There are two questions in the title of this article, let’s begin by answering the first. Let’s say you have three different location options from where to buy a machine, these include the UK, EU or outside the EU. Which option would assure you that the CE mark your machine carries guarantees high standards of safety? Put simply, none of them will. Some supplier locations are better than others, but suffice to say, none of these supply locations can assure your safety requirements are met. Also, depending on where you bought the machine and how you use or adapt the machine, you are responsible for the CE marking of a machine.
Secondly and importantly in all cases you are responsible for making sure every machine is compliant to PUWER standards. Neither good nor bad CE marking reaches the more stringent PUWER standards (Provision & Use of Work Equipment Regulation 1998).
These are the hazards you encounter when buying from a supplier or manufacturer that does not focus on compliance to the same detail that Loveshaw does, meaning almost everyone else. Let’s look at what the regulations say about CE marking, how it relates to the PUWER standard, and what you can do to solve any issues.
Trusting a Supplier’s CE Marking Quality and Compliance to PUWER
You might think that if your machine is CE marked and you, as an employer, comply with PUWER you are complying to regulations. Unfortunately, things aren’t this simple. Complying to PUWER involves making sure the machinery is safe to use, including adequate safety mechanisms, instructions and guards. A CE mark does not ensure this level of safety. Due to the methods that are employed by suppliers, not all CE marks are equal. For example, BS EN ISO 12100:2010 says that the manufacturer has a choice between fixed guards or movable guards, either are acceptable. PUWER regulations require fixed guards wherever it is physically possible, no matter the cost.

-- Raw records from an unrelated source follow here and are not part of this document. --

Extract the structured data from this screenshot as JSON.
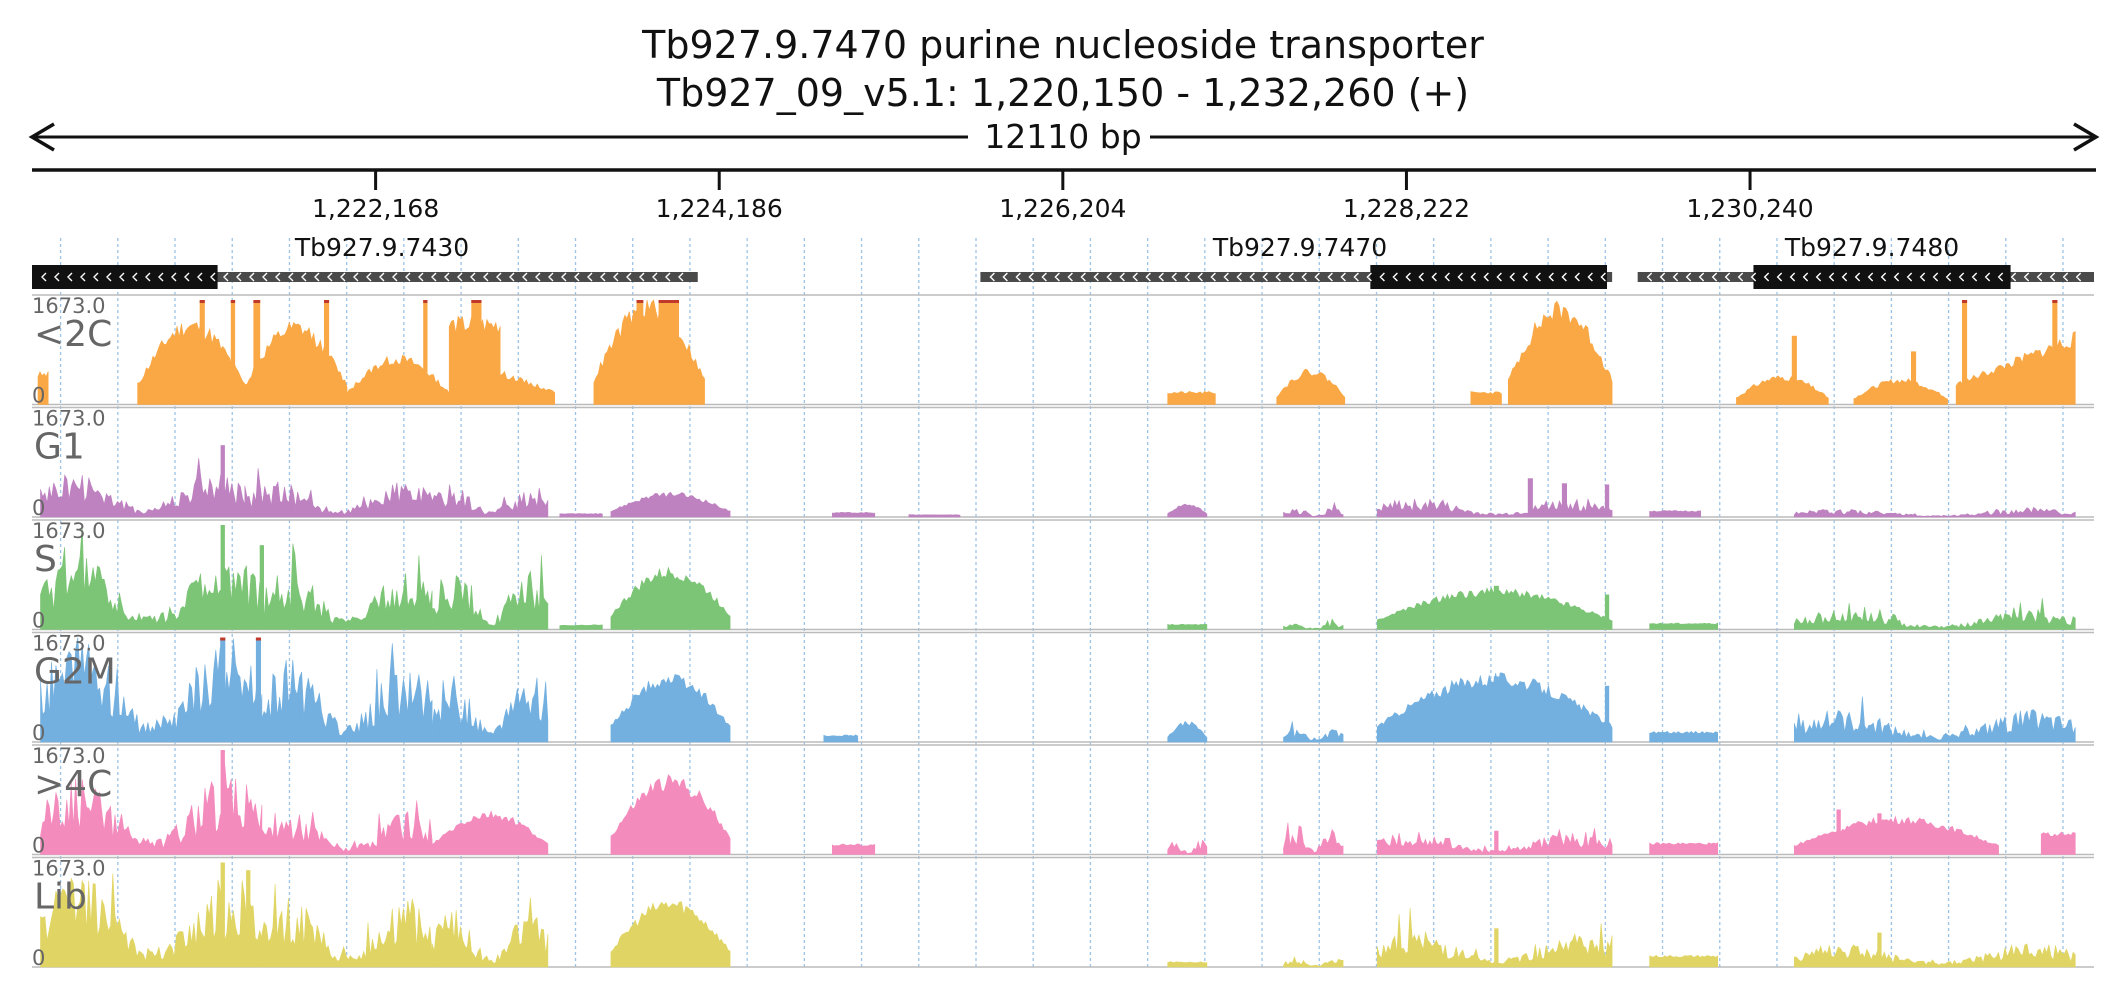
{
  "header": {
    "title": "Tb927.9.7470  purine nucleoside transporter",
    "locus": "Tb927_09_v5.1: 1,220,150 - 1,232,260 (+)",
    "span_label": "12110 bp"
  },
  "chart_data": {
    "type": "area",
    "region": {
      "chrom": "Tb927_09_v5.1",
      "start": 1220150,
      "end": 1232260,
      "strand": "+"
    },
    "x_ticks": [
      {
        "pos": 1222168,
        "label": "1,222,168"
      },
      {
        "pos": 1224186,
        "label": "1,224,186"
      },
      {
        "pos": 1226204,
        "label": "1,226,204"
      },
      {
        "pos": 1228222,
        "label": "1,228,222"
      },
      {
        "pos": 1230240,
        "label": "1,230,240"
      }
    ],
    "genes": [
      {
        "name": "Tb927.9.7430",
        "start": 1220150,
        "end": 1224060,
        "cds_start": 1220150,
        "cds_end": 1221240,
        "strand": "-"
      },
      {
        "name": "Tb927.9.7470",
        "start": 1225720,
        "end": 1229430,
        "cds_start": 1228010,
        "cds_end": 1229400,
        "strand": "-"
      },
      {
        "name": "Tb927.9.7480",
        "start": 1229580,
        "end": 1232260,
        "cds_start": 1230260,
        "cds_end": 1231770,
        "strand": "-"
      }
    ],
    "y_max_label": "1673.0",
    "y_min_label": "0",
    "series": [
      {
        "name": "<2C",
        "color": "#f9a845",
        "clip": true,
        "segments": [
          {
            "start": 1220185,
            "end": 1220245,
            "peak": 560,
            "shape": "flat",
            "seed": 3
          },
          {
            "start": 1220770,
            "end": 1221400,
            "peak": 1250,
            "shape": "hump",
            "seed": 11
          },
          {
            "start": 1221400,
            "end": 1222000,
            "peak": 1200,
            "shape": "hump",
            "seed": 12
          },
          {
            "start": 1222000,
            "end": 1222600,
            "peak": 720,
            "shape": "hump",
            "seed": 13
          },
          {
            "start": 1222600,
            "end": 1222900,
            "peak": 1500,
            "shape": "flat",
            "seed": 14
          },
          {
            "start": 1222900,
            "end": 1223220,
            "peak": 500,
            "shape": "decay",
            "seed": 15
          },
          {
            "start": 1223450,
            "end": 1224100,
            "peak": 1550,
            "shape": "hump",
            "seed": 16
          },
          {
            "start": 1226820,
            "end": 1227100,
            "peak": 220,
            "shape": "flat",
            "seed": 21
          },
          {
            "start": 1227460,
            "end": 1227860,
            "peak": 520,
            "shape": "hump",
            "seed": 22
          },
          {
            "start": 1228600,
            "end": 1228780,
            "peak": 220,
            "shape": "flat",
            "seed": 23
          },
          {
            "start": 1228820,
            "end": 1229430,
            "peak": 1500,
            "shape": "hump",
            "seed": 24
          },
          {
            "start": 1230160,
            "end": 1230700,
            "peak": 430,
            "shape": "hump",
            "seed": 31
          },
          {
            "start": 1230850,
            "end": 1231400,
            "peak": 380,
            "shape": "hump",
            "seed": 32
          },
          {
            "start": 1231450,
            "end": 1232150,
            "peak": 1050,
            "shape": "rise",
            "seed": 33
          }
        ],
        "spikes": [
          {
            "pos": 1221150,
            "height": 1673,
            "width": 30
          },
          {
            "pos": 1221330,
            "height": 1673,
            "width": 25
          },
          {
            "pos": 1221470,
            "height": 1673,
            "width": 40
          },
          {
            "pos": 1221880,
            "height": 1673,
            "width": 30
          },
          {
            "pos": 1222460,
            "height": 1673,
            "width": 25
          },
          {
            "pos": 1222760,
            "height": 1673,
            "width": 60
          },
          {
            "pos": 1223890,
            "height": 1673,
            "width": 120
          },
          {
            "pos": 1223720,
            "height": 1673,
            "width": 40
          },
          {
            "pos": 1230500,
            "height": 1100,
            "width": 30
          },
          {
            "pos": 1231200,
            "height": 850,
            "width": 30
          },
          {
            "pos": 1231500,
            "height": 1673,
            "width": 30
          },
          {
            "pos": 1232030,
            "height": 1673,
            "width": 30
          }
        ]
      },
      {
        "name": "G1",
        "color": "#be82c0",
        "clip": false,
        "segments": [
          {
            "start": 1220200,
            "end": 1221400,
            "peak": 600,
            "shape": "noisy",
            "seed": 41
          },
          {
            "start": 1221400,
            "end": 1222500,
            "peak": 480,
            "shape": "noisy",
            "seed": 42
          },
          {
            "start": 1222500,
            "end": 1223180,
            "peak": 420,
            "shape": "noisy",
            "seed": 43
          },
          {
            "start": 1223250,
            "end": 1223500,
            "peak": 60,
            "shape": "flat",
            "seed": 44
          },
          {
            "start": 1223550,
            "end": 1224250,
            "peak": 360,
            "shape": "hump",
            "seed": 45
          },
          {
            "start": 1224850,
            "end": 1225100,
            "peak": 80,
            "shape": "flat",
            "seed": 46
          },
          {
            "start": 1225300,
            "end": 1225600,
            "peak": 40,
            "shape": "flat",
            "seed": 47
          },
          {
            "start": 1226820,
            "end": 1227050,
            "peak": 200,
            "shape": "hump",
            "seed": 48
          },
          {
            "start": 1227500,
            "end": 1227850,
            "peak": 130,
            "shape": "noisy",
            "seed": 49
          },
          {
            "start": 1228050,
            "end": 1229430,
            "peak": 250,
            "shape": "noisy",
            "seed": 50
          },
          {
            "start": 1229650,
            "end": 1229950,
            "peak": 110,
            "shape": "flat",
            "seed": 51
          },
          {
            "start": 1230500,
            "end": 1232150,
            "peak": 110,
            "shape": "noisy",
            "seed": 52
          }
        ],
        "spikes": [
          {
            "pos": 1221270,
            "height": 1150,
            "width": 25
          },
          {
            "pos": 1228950,
            "height": 620,
            "width": 30
          },
          {
            "pos": 1229150,
            "height": 540,
            "width": 30
          },
          {
            "pos": 1229400,
            "height": 520,
            "width": 25
          }
        ]
      },
      {
        "name": "S",
        "color": "#7dc576",
        "clip": false,
        "segments": [
          {
            "start": 1220200,
            "end": 1221500,
            "peak": 950,
            "shape": "noisy",
            "seed": 61
          },
          {
            "start": 1221500,
            "end": 1222500,
            "peak": 780,
            "shape": "noisy",
            "seed": 62
          },
          {
            "start": 1222500,
            "end": 1223180,
            "peak": 820,
            "shape": "noisy",
            "seed": 63
          },
          {
            "start": 1223250,
            "end": 1223500,
            "peak": 80,
            "shape": "flat",
            "seed": 64
          },
          {
            "start": 1223550,
            "end": 1224250,
            "peak": 900,
            "shape": "hump",
            "seed": 65
          },
          {
            "start": 1226820,
            "end": 1227050,
            "peak": 90,
            "shape": "flat",
            "seed": 66
          },
          {
            "start": 1227500,
            "end": 1227850,
            "peak": 90,
            "shape": "noisy",
            "seed": 67
          },
          {
            "start": 1228050,
            "end": 1229430,
            "peak": 600,
            "shape": "hump",
            "seed": 68
          },
          {
            "start": 1229650,
            "end": 1230050,
            "peak": 110,
            "shape": "flat",
            "seed": 69
          },
          {
            "start": 1230500,
            "end": 1232150,
            "peak": 260,
            "shape": "noisy",
            "seed": 70
          }
        ],
        "spikes": [
          {
            "pos": 1221270,
            "height": 1673,
            "width": 25
          },
          {
            "pos": 1221500,
            "height": 1350,
            "width": 25
          },
          {
            "pos": 1228750,
            "height": 700,
            "width": 30
          },
          {
            "pos": 1229400,
            "height": 560,
            "width": 25
          }
        ]
      },
      {
        "name": "G2M",
        "color": "#73b0e0",
        "clip": true,
        "segments": [
          {
            "start": 1220200,
            "end": 1221500,
            "peak": 1400,
            "shape": "noisy",
            "seed": 81
          },
          {
            "start": 1221500,
            "end": 1222500,
            "peak": 1100,
            "shape": "noisy",
            "seed": 82
          },
          {
            "start": 1222500,
            "end": 1223180,
            "peak": 900,
            "shape": "noisy",
            "seed": 83
          },
          {
            "start": 1223550,
            "end": 1224250,
            "peak": 1000,
            "shape": "hump",
            "seed": 84
          },
          {
            "start": 1224800,
            "end": 1225000,
            "peak": 120,
            "shape": "flat",
            "seed": 85
          },
          {
            "start": 1226820,
            "end": 1227050,
            "peak": 300,
            "shape": "hump",
            "seed": 86
          },
          {
            "start": 1227500,
            "end": 1227850,
            "peak": 170,
            "shape": "noisy",
            "seed": 87
          },
          {
            "start": 1228050,
            "end": 1229430,
            "peak": 1000,
            "shape": "hump",
            "seed": 88
          },
          {
            "start": 1229650,
            "end": 1230050,
            "peak": 180,
            "shape": "flat",
            "seed": 89
          },
          {
            "start": 1230500,
            "end": 1232150,
            "peak": 420,
            "shape": "noisy",
            "seed": 90
          }
        ],
        "spikes": [
          {
            "pos": 1221270,
            "height": 1673,
            "width": 30
          },
          {
            "pos": 1221480,
            "height": 1673,
            "width": 30
          },
          {
            "pos": 1228750,
            "height": 1050,
            "width": 30
          },
          {
            "pos": 1229400,
            "height": 900,
            "width": 25
          }
        ]
      },
      {
        "name": ">4C",
        "color": "#f48bbd",
        "clip": false,
        "segments": [
          {
            "start": 1220200,
            "end": 1221500,
            "peak": 1050,
            "shape": "noisy",
            "seed": 101
          },
          {
            "start": 1221500,
            "end": 1222500,
            "peak": 550,
            "shape": "noisy",
            "seed": 102
          },
          {
            "start": 1222500,
            "end": 1223180,
            "peak": 620,
            "shape": "hump",
            "seed": 103
          },
          {
            "start": 1223550,
            "end": 1224250,
            "peak": 1150,
            "shape": "hump",
            "seed": 104
          },
          {
            "start": 1224850,
            "end": 1225100,
            "peak": 180,
            "shape": "flat",
            "seed": 105
          },
          {
            "start": 1226820,
            "end": 1227050,
            "peak": 200,
            "shape": "noisy",
            "seed": 106
          },
          {
            "start": 1227500,
            "end": 1227850,
            "peak": 340,
            "shape": "noisy",
            "seed": 107
          },
          {
            "start": 1228050,
            "end": 1229430,
            "peak": 300,
            "shape": "noisy",
            "seed": 108
          },
          {
            "start": 1229650,
            "end": 1230050,
            "peak": 200,
            "shape": "flat",
            "seed": 109
          },
          {
            "start": 1230500,
            "end": 1231700,
            "peak": 550,
            "shape": "hump",
            "seed": 110
          },
          {
            "start": 1231950,
            "end": 1232150,
            "peak": 380,
            "shape": "flat",
            "seed": 111
          }
        ],
        "spikes": [
          {
            "pos": 1221270,
            "height": 1673,
            "width": 25
          },
          {
            "pos": 1228750,
            "height": 380,
            "width": 25
          },
          {
            "pos": 1230760,
            "height": 720,
            "width": 25
          },
          {
            "pos": 1231000,
            "height": 660,
            "width": 25
          }
        ]
      },
      {
        "name": "Lib",
        "color": "#e0d564",
        "clip": false,
        "segments": [
          {
            "start": 1220200,
            "end": 1221500,
            "peak": 1200,
            "shape": "noisy",
            "seed": 121
          },
          {
            "start": 1221500,
            "end": 1222500,
            "peak": 900,
            "shape": "noisy",
            "seed": 122
          },
          {
            "start": 1222500,
            "end": 1223180,
            "peak": 750,
            "shape": "noisy",
            "seed": 123
          },
          {
            "start": 1223550,
            "end": 1224250,
            "peak": 1000,
            "shape": "hump",
            "seed": 124
          },
          {
            "start": 1226820,
            "end": 1227050,
            "peak": 90,
            "shape": "flat",
            "seed": 125
          },
          {
            "start": 1227500,
            "end": 1227850,
            "peak": 110,
            "shape": "noisy",
            "seed": 126
          },
          {
            "start": 1228050,
            "end": 1229430,
            "peak": 480,
            "shape": "noisy",
            "seed": 127
          },
          {
            "start": 1229650,
            "end": 1230050,
            "peak": 200,
            "shape": "flat",
            "seed": 128
          },
          {
            "start": 1230500,
            "end": 1232150,
            "peak": 320,
            "shape": "noisy",
            "seed": 129
          }
        ],
        "spikes": [
          {
            "pos": 1221270,
            "height": 1673,
            "width": 25
          },
          {
            "pos": 1221420,
            "height": 1550,
            "width": 25
          },
          {
            "pos": 1228750,
            "height": 620,
            "width": 25
          },
          {
            "pos": 1231000,
            "height": 550,
            "width": 25
          }
        ]
      }
    ]
  }
}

Buying from EU or UK Suppliers
In practice EU & UK suppliers can use three different routes to CE mark a machine.
Process 1 – Internal checks
In this process a manufacturer may sign off and CE mark a machine that complies with the relevant BS, EN or ISO harmonised standards. The problem is these standards may not meet PUWER standards, as we have already outlined.
Process 2 – External Accredited Body
The supplier hires an accredited external body to test machinery for safety. Unfortunately, different EU member states have different standards for accredited bodies.
Process 3 – Supplier Fully Accredited
The manufacturer becomes accredited to apply a CE mark.
In all of these processes it is possible that a machine could be declared safe, whilst not meeting PUWER standards. The situation is a little more positive when a machine is purchased from a UK supplier. As a UK supplier would additionally need to comply with the Health and Safety at work act, which is more rigorous, and so affords added protection, but this is no guarantee of PUWER compliance.
Buying from outside of the EU and UK, or Self-Made Machinery
If you buy a machine outside of the EU then you legally become the supplier and are responsible for assessing the safety of the machine and CE marking.
Equally if you build your own machine you are responsible for assessing the safety of the machine and CE marking.
How do I make sure my machine is PUWER compliant?
The answer is simple, when you specify a machine for purchase, wherever it is from, look for PUWER compliance or insist that it is PUWER compliant, especially with regards to guards. It may cost more for this request, but you will save money in the longer term. If you are forced to retro fit a machine or a member of staff is injured by a non-compliant machine, things could become very expensive.